Research Paper Volume 13, Issue 2 pp 2397—2417
Immune profile of the tumor microenvironment and the identification of a four-gene signature for lung adenocarcinoma
- 1 Department of Oncology, Renmin Hospital of Wuhan University, Wuhan 430060, China
- 2 Department of Thoracic Surgery, National Cancer Center/National Clinical Research Center for Cancer/Cancer Hospital, Chinese Academy of Medical Sciences and Peking Union Medical College, Beijing 100021, China
Received: June 24, 2020 Accepted: October 22, 2020 Published: December 9, 2020https://doi.org/10.18632/aging.202269
How to Cite
Copyright: © 2020 Fan et al. This is an open access article distributed under the terms of the Creative Commons Attribution License (CC BY 3.0), which permits unrestricted use, distribution, and reproduction in any medium, provided the original author and source are credited.

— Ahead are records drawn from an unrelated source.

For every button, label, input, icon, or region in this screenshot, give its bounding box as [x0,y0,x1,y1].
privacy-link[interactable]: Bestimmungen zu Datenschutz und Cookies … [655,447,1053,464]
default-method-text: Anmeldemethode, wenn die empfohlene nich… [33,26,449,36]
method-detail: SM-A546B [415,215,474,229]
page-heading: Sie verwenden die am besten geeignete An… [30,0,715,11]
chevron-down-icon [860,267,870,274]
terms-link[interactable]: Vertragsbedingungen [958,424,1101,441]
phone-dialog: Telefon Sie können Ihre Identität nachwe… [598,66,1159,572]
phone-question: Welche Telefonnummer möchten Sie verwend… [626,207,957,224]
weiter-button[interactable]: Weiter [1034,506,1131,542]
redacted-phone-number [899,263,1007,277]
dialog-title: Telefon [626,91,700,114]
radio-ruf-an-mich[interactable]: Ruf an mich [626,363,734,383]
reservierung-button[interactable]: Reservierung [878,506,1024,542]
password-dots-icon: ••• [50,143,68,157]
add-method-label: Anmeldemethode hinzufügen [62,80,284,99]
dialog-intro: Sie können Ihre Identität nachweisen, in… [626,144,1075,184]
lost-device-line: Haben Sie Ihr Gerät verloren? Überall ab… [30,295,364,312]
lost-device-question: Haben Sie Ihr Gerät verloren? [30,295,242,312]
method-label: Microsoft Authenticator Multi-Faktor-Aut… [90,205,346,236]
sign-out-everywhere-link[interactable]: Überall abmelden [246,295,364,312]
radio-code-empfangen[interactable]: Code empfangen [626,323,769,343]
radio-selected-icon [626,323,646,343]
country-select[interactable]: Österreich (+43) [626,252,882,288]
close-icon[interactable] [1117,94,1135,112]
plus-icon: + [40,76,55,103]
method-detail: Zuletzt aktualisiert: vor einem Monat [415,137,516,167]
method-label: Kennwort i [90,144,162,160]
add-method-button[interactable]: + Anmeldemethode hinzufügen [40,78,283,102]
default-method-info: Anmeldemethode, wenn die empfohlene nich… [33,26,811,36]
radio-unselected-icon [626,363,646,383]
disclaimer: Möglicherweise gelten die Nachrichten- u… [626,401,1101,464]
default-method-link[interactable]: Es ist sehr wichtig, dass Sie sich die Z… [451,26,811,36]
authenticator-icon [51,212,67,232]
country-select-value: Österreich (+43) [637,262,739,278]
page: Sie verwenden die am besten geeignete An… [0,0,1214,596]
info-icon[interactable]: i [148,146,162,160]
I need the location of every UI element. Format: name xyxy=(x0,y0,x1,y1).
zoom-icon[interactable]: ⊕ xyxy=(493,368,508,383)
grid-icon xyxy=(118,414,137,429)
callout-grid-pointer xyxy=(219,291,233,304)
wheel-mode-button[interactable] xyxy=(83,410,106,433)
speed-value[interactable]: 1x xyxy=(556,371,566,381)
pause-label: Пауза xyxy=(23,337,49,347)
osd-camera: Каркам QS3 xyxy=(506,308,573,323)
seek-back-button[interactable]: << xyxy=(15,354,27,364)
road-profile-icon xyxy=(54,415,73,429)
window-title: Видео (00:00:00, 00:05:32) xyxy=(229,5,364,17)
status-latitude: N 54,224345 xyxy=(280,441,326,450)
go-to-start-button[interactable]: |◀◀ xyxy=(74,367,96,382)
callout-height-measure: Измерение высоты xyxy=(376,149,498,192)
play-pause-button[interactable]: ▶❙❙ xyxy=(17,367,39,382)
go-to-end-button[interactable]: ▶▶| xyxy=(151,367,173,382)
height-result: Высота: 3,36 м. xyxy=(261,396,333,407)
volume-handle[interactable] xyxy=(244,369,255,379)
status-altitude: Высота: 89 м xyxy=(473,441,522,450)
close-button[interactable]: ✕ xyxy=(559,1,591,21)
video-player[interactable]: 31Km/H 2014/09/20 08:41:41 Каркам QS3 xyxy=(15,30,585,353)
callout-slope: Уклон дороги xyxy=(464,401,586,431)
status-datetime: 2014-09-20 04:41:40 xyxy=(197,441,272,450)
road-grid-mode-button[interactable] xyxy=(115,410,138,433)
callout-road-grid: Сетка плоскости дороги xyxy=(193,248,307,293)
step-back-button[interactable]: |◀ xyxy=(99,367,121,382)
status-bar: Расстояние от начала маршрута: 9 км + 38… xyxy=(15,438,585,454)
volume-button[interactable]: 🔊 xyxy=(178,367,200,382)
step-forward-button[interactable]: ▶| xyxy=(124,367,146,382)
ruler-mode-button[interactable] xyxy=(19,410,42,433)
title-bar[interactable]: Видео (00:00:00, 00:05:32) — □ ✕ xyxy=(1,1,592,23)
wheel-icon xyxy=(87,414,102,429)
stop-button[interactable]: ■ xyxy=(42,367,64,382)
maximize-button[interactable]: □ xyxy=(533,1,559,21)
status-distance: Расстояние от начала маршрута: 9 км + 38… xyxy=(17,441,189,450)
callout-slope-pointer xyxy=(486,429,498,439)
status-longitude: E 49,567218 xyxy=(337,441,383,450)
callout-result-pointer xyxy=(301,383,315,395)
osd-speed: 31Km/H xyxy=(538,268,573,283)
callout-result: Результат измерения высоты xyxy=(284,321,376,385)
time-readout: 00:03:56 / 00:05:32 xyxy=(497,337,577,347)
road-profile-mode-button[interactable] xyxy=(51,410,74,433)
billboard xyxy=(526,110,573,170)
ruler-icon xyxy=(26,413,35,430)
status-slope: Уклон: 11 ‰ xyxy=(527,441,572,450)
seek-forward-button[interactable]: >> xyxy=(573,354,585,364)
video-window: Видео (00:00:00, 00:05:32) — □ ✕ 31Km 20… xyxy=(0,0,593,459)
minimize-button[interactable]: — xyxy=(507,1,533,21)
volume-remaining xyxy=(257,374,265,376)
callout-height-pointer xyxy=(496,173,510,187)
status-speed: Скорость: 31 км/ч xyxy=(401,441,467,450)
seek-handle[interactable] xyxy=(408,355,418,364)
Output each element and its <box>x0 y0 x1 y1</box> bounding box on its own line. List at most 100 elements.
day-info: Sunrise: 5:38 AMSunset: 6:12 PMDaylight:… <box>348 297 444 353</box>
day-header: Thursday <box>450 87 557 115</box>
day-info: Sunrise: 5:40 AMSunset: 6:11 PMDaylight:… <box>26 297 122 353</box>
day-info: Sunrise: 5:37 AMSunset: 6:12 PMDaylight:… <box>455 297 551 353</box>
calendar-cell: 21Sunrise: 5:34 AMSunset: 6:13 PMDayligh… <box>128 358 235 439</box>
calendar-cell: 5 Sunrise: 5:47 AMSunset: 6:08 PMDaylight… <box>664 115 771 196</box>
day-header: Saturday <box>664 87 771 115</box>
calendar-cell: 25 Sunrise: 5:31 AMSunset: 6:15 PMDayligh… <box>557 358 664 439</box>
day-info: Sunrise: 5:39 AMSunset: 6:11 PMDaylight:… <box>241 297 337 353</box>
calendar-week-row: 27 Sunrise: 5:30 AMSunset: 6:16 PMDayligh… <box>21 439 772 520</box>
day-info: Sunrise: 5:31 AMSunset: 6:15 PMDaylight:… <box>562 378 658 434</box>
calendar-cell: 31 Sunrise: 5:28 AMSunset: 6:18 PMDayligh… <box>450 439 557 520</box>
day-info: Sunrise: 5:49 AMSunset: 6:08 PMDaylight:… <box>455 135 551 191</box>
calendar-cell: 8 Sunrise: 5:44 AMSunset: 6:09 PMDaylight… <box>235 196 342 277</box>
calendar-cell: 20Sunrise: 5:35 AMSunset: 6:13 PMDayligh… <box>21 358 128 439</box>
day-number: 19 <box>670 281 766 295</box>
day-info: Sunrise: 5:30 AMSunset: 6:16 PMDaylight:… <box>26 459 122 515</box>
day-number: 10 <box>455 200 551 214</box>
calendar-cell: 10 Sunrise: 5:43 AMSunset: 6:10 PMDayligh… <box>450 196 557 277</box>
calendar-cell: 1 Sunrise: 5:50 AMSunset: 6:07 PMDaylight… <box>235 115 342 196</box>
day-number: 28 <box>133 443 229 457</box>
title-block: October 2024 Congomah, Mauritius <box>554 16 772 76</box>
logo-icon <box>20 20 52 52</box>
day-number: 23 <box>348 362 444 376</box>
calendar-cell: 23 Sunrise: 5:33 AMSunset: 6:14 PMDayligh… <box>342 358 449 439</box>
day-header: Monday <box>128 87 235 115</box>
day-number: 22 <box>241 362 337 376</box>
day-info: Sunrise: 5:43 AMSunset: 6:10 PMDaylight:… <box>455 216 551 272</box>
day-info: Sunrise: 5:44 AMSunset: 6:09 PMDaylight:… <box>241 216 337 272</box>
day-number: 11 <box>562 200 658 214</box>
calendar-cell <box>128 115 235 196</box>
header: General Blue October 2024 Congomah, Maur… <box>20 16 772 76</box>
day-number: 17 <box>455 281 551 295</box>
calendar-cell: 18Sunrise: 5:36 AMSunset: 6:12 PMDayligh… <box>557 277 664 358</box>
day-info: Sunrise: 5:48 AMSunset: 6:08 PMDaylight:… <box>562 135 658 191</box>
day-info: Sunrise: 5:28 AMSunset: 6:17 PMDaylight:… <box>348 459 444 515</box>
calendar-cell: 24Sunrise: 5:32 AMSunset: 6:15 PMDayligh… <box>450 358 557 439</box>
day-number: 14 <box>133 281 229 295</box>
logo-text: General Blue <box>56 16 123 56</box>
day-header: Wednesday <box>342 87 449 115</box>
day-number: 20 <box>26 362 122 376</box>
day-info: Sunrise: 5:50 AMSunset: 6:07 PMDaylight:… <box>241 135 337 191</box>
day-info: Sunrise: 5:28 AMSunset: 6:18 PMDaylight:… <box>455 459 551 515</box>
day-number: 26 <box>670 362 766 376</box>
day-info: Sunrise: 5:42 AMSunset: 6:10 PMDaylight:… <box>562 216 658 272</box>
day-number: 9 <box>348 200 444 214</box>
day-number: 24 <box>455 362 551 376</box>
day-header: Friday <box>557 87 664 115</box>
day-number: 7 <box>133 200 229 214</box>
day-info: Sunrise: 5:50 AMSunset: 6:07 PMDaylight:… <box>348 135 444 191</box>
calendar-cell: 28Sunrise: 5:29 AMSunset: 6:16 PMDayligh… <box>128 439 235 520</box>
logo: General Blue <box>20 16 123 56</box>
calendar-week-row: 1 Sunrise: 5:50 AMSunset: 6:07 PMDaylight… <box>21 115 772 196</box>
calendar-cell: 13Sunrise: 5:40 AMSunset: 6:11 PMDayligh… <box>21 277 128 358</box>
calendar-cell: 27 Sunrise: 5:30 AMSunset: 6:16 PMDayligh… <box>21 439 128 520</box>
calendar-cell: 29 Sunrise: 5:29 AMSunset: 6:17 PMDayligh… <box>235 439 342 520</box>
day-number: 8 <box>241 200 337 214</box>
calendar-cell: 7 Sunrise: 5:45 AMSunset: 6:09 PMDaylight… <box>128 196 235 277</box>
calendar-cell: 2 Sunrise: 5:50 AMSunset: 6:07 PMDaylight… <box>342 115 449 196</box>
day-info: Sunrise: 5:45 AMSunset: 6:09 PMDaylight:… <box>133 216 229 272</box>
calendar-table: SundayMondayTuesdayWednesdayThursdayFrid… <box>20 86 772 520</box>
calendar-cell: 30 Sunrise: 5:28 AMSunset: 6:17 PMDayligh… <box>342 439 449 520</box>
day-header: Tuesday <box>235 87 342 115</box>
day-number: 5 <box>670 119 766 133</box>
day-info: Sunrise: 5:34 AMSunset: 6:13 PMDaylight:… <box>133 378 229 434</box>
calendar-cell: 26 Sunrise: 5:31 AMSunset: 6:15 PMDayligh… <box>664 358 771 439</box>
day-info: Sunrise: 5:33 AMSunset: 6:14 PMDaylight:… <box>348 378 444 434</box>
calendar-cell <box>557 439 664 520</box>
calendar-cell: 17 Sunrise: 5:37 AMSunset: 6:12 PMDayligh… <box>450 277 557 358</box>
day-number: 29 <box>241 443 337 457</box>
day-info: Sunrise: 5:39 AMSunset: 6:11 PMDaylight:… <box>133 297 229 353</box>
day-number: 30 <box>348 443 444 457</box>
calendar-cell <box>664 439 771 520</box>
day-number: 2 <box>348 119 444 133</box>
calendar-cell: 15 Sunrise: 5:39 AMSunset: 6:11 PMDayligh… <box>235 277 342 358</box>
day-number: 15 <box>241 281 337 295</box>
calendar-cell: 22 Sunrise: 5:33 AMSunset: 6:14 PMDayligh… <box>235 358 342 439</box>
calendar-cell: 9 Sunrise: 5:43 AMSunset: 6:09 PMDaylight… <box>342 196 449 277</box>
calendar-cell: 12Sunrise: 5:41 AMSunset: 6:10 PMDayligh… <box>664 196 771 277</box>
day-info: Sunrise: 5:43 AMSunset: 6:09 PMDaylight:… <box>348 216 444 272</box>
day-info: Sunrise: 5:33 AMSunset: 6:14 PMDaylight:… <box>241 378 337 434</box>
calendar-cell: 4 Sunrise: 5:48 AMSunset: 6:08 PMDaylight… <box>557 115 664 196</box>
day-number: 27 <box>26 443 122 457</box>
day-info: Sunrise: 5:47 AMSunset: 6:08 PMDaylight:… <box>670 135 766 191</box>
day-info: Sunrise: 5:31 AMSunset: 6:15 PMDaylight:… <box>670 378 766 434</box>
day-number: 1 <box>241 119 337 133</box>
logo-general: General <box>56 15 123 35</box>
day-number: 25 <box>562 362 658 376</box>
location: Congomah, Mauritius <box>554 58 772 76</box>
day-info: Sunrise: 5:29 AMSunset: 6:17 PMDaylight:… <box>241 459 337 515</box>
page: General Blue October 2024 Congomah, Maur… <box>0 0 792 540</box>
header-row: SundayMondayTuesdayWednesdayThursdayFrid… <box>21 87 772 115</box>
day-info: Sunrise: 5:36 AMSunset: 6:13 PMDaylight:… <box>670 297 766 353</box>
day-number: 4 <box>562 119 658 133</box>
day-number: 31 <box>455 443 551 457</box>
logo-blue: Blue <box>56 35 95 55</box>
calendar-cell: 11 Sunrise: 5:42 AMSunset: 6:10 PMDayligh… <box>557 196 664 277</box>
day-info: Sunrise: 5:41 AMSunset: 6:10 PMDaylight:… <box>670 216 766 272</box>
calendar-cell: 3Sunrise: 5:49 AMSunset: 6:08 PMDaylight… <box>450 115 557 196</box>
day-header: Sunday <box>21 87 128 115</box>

The composition and relative abundances of immune cells in the tumor microenvironment are key factors affecting the progression of lung adenocarcinomas (LUADs) and the efficacy of immunotherapy. Using the cancer gene expression dataset from The Cancer Genome Atlas (TCGA) program, we scored stromal and immune cells for tumor purity prediction by CIBERSORT and ESTMATE. Differential expression analysis was employed to identify 374 genes between the high-score group and the low-score group, which were utilized to conduct Gene Ontology (GO) and Kyoto Encyclopedia of Genes and Genomes (KEGG) enrichment analysis. Protein-protein interaction (PPI) and Cox regression analysis were performed on the differentially expressed genes (DEGs) to identify four key tumor microenvironment (TME) -related genes (CCR2, CCR4, P2RY12, and P2RY13). The expression levels of the four DEGs differed significantly among LUAD patients of different ages, genders, and TNM stages. We found that the infiltration of resting memory CD4+ T cells, memory B cells, and M0 macrophages into the TME was co-regulated by these four DEGs. These four genes were closely related to the prognosis of LUAD and affected the infiltration of immune cells into the TME, which had predictive prognostic value in LUAD.